Now the below "testbenchmark2" code is just experimental and I know it is not correct but I wonder if there is any simular way to use such kind of numbers: "1_00_00_00_00" and if it would be possible to see the: "00_00_00_00" as four different integer numbers. For example if I would do a summation of: 1_00_00_00_00 + 1_00_01_00_00 = 1_00_01_00_00 and then one could in the end extract each number, each of the four like this: 00, 01, 00, 00

But I don't know if this is possible in any way even using Binary numbers. Yes any kind of solution. To just add numbers like this. Just as a test that loop took only 59 ms which is half the time of 122 ms. So I am interesting to see if there is any idéa to this?

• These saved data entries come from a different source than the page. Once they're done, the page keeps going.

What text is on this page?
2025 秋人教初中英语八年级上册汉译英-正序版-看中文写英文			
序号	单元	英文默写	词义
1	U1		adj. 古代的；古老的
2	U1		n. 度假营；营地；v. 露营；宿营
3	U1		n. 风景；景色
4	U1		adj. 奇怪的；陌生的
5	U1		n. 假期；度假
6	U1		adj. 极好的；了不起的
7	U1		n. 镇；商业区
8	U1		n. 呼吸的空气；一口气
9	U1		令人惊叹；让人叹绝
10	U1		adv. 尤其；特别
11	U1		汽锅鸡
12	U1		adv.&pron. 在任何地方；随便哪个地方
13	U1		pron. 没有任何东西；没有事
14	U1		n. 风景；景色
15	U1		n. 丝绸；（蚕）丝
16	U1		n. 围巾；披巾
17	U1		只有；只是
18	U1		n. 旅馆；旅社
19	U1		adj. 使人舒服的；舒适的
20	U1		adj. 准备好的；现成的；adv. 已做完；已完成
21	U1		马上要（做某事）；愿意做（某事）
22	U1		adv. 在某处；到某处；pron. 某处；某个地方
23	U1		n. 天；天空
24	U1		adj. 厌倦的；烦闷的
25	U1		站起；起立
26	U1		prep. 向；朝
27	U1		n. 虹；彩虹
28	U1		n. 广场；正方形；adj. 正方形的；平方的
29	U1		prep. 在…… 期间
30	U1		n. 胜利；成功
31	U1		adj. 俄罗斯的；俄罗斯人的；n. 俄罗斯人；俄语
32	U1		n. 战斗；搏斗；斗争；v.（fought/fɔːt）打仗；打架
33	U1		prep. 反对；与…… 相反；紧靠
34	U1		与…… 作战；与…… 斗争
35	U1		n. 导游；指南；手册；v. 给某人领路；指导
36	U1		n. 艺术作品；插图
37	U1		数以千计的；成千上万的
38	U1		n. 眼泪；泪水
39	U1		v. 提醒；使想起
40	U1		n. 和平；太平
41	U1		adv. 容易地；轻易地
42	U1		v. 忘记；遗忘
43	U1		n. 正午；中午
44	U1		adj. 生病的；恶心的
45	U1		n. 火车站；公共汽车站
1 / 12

double num3 = 1_00_00_00_00;
double num4 = 1_00_01_00_00;
for (int i = 0; i < valueLIST.Count; i++) //Takes 59 ms
{
    num3 += num4;
}

Complete code for "testbenchmark2" which takes 59 ms:

void testbenchmark2()
{
    List<String> valueLIST = new List<String>(); 
    for (int i = 0; i < 9256408; i++) //56
    {
        valueLIST.Add(i.ToString());
    }

    //https://www.geeksforgeeks.org/binary-literals-and-digit-separators-in-c-sharp/
    double num3 = 1_00_00_00_00;
    double num4 = 1_00_01_00_00;

    Stopwatch stopWatch = new Stopwatch();
    stopWatch.Start();
    for (int i = 0; i < valueLIST.Count; i++) //Takes 59 ms
    {
        num3 += num4;
    }
    stopWatch.Stop();
    MessageBox.Show("stopWatch: " + stopWatch.ElapsedMilliseconds.ToString() + " milliseconds\n\n" + num3);
}

EDIT
The below is a more clean code of what I am trying to do Exactly!
But the below code will probably to be correct or the solution but it shows what I try to do I beleive.

        void newtest()
        {
            double num1 = 1_00_00_00_00;
            double num2 = 1_00_01_00_00;
            double num3 = 1_00_01_01_00;

            List<double> testnumbers = new List<double>();
            testnumbers.Add(num1);
            testnumbers.Add(num2);
            testnumbers.Add(num3);

            double SUM = 0;
            for (int i = 0; i < testnumbers.Count; i++)
            {
                SUM += testnumbers[i];
            }

            //The result is
            //300020100

            //Would it possible to extract the "four buckets" that I am interesting in somehow?
            //00_02_01_00
        }

解决方案

This should be possible at about 8 elements (1 AVX2 vector) per 2.5 clock cycles or so (per core) on a modern x86-64 like Skylake or Zen 2, using AVX2. Or per 2 clocks with unrolling. Or on your Piledriver CPU, maybe 1x 16-byte vector of indexes per 3 clocks with AVX1 _mm_cmpeq_epi32.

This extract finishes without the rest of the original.